Cronkite reported many historical events from 1937 to 1981, including bombings in World War II; the Nuremberg trials; combat in the Vietnam War; the Dawson’s Field hijackings; Watergate; the Iran Hostage Crisis; and the assassinations of President John F. Kennedy, civil rights pioneer Martin Luther King Jr., and Beatles musician John Lennon. He was also known for his extensive coverage of the U.S. space program, from Project Mercury to the Moon landings to the Space Shuttle. He was the only non-NASA recipient of an Ambassador of Exploration award.
Cronkite, born in St. Joseph, Missouri, began writing news for his high school paper, worked as an intern at the Houston Post, and attended journalism school at the University of Texas while working as state capitol reporter for the Houston Press and Scripps-Howard. He dropped out of journalism school to report full time, joining United Press in 1937 and becoming a war correspondent a few years later.
Cronkite cultivated a taste for adventure and in the late 1950s, competed as an amateur race car driver with the Lotus team at Lime Rock Park in Lakeville, Conn., and for the Lancia team at Sebring, Fla. Once he became an anchorman, CBS persuaded him to give up car racing, so he took up a new sport, sailing: Cronkite was an adventurous sailor who helmed a succession of sailboats named Wyntje (pronounced WIN-tee) and named for the first woman to marry a Cronkite in the New Amsterdam colony in 1642, according to Cronkite lore. Cronkite enjoyed day-sailing offshore all along the East Coast; sailed winters in the Caribbean; and visited some exotic sailing locales, including Scandinavia, Australia, and Alaska.
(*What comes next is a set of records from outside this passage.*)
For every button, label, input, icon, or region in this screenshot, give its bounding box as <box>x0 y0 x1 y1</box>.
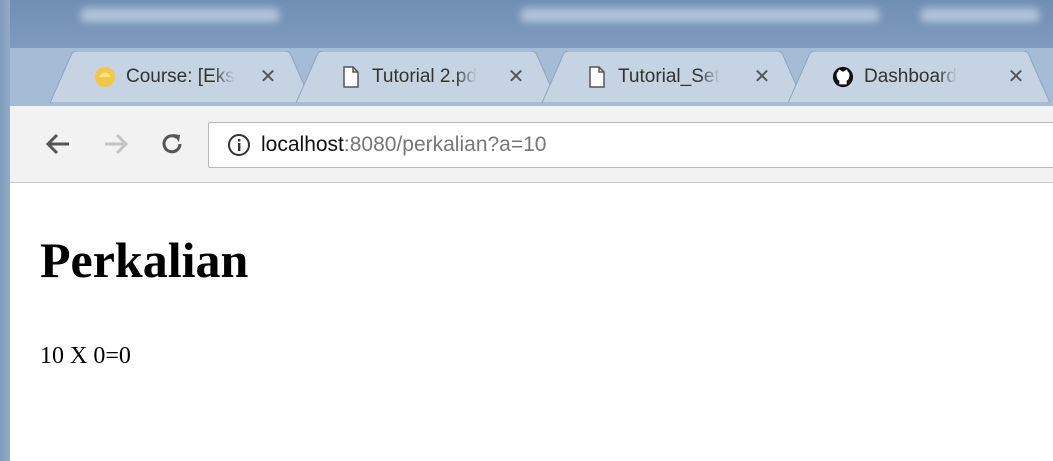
titlebar-blur <box>920 8 1040 22</box>
tab-strip: Course: [Eks ✕ Tutorial 2.pd ✕ Tutorial_… <box>10 48 1053 106</box>
tab-tutorial-2[interactable]: Tutorial 2.pd ✕ <box>296 51 558 103</box>
address-bar[interactable]: localhost:8080/perkalian?a=10 <box>208 122 1053 168</box>
browser-toolbar: localhost:8080/perkalian?a=10 <box>10 106 1053 183</box>
back-button[interactable] <box>38 124 78 164</box>
document-icon <box>586 66 608 88</box>
tab-content: Tutorial 2.pd <box>340 51 477 103</box>
back-arrow-icon <box>45 133 69 155</box>
url-host: localhost <box>261 133 344 156</box>
tab-close-icon[interactable]: ✕ <box>506 67 526 87</box>
tab-content: Tutorial_Set <box>586 51 720 103</box>
page-heading: Perkalian <box>40 232 249 288</box>
reload-button[interactable] <box>152 124 192 164</box>
document-icon <box>340 66 362 88</box>
tab-content: Dashboard <box>832 51 957 103</box>
tab-title: Course: [Eks <box>126 66 235 87</box>
forward-button[interactable] <box>96 124 136 164</box>
tab-close-icon[interactable]: ✕ <box>258 67 278 87</box>
tab-title: Dashboard <box>864 66 957 87</box>
tab-close-icon[interactable]: ✕ <box>1006 67 1026 87</box>
address-url[interactable]: localhost:8080/perkalian?a=10 <box>261 123 546 167</box>
tab-content: Course: [Eks <box>94 51 235 103</box>
tab-dashboard[interactable]: Dashboard ✕ <box>788 51 1050 103</box>
tab-tutorial-set[interactable]: Tutorial_Set ✕ <box>542 51 804 103</box>
tab-title: Tutorial 2.pd <box>372 66 477 87</box>
titlebar-blur <box>520 8 880 22</box>
forward-arrow-icon <box>105 133 129 155</box>
tab-close-icon[interactable]: ✕ <box>752 67 772 87</box>
multiplication-result: 10 X 0=0 <box>40 343 131 369</box>
course-favicon-icon <box>94 66 116 88</box>
site-info-icon[interactable] <box>227 133 251 157</box>
url-path: :8080/perkalian?a=10 <box>343 133 547 156</box>
github-icon <box>832 66 854 88</box>
titlebar-blur <box>80 8 280 22</box>
window-frame-left <box>0 0 10 461</box>
window-titlebar <box>0 0 1053 48</box>
tab-course[interactable]: Course: [Eks ✕ <box>50 51 312 103</box>
reload-icon <box>162 134 182 154</box>
page-content: Perkalian 10 X 0=0 <box>10 183 1053 461</box>
tab-title: Tutorial_Set <box>618 66 720 87</box>
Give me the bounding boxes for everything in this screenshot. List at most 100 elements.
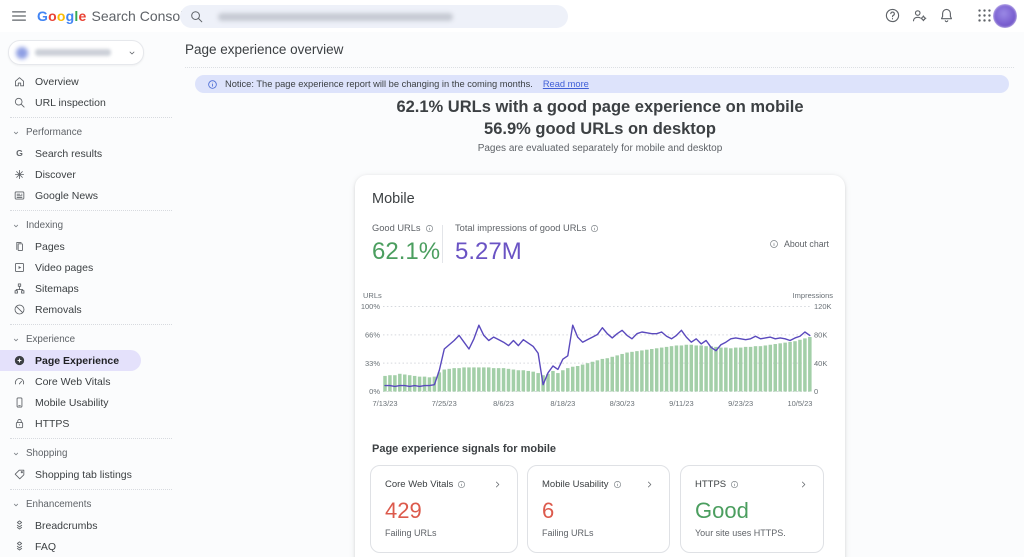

Cronkite was presented with numerous awards, including the Presidential Medal of Freedom by former President Jimmy Carter in 1981. He received the S. Roger Horchow Award for Greatest Public Service by a Private Citizen, four Peabody awards for excellence in broadcasting, and the Paul White Award for lifetime achievement from the Radio Television Digital News Association. He was inducted into the Academy of Television Arts and Sciences Hall of Fame and received the Four Freedoms Award for the Freedom of Speech. He received the Ischia International Journalism Award, and the Rotary National Award for Space Achievement’s Corona Award in recognition of a lifetime of achievement in space exploration. He was elected a Fellow of the American Academy of Arts and Sciences and became the first non-astronaut to receive NASA’s Ambassador of Exploration Award.
I first met Walter Cronkite on July 3, 1976, when Operation Sail was in New York Harbor in its full glory, preparing for the Fourth of July Parade of Sail. Later, in 1989, I spent two weeks with Walter and Betsy Cronkite as guests aboard the US Coast Guard Barque Eagle, sailing from London to Leningrad. While crossing the Baltic Sea, one of the officers asked Walter if he would address the cadets. He replied that he didn’t believe these young people would know who he was anymore, since he had been retired for ten years, but he was, of course, willing. As it turned out, he ended up doing four sessions because they all wanted a chance to hear him speak. Walter Cronkite was always very human and accessible to everyone. He never considered himself a celebrity… What you saw on television was who he was in real life.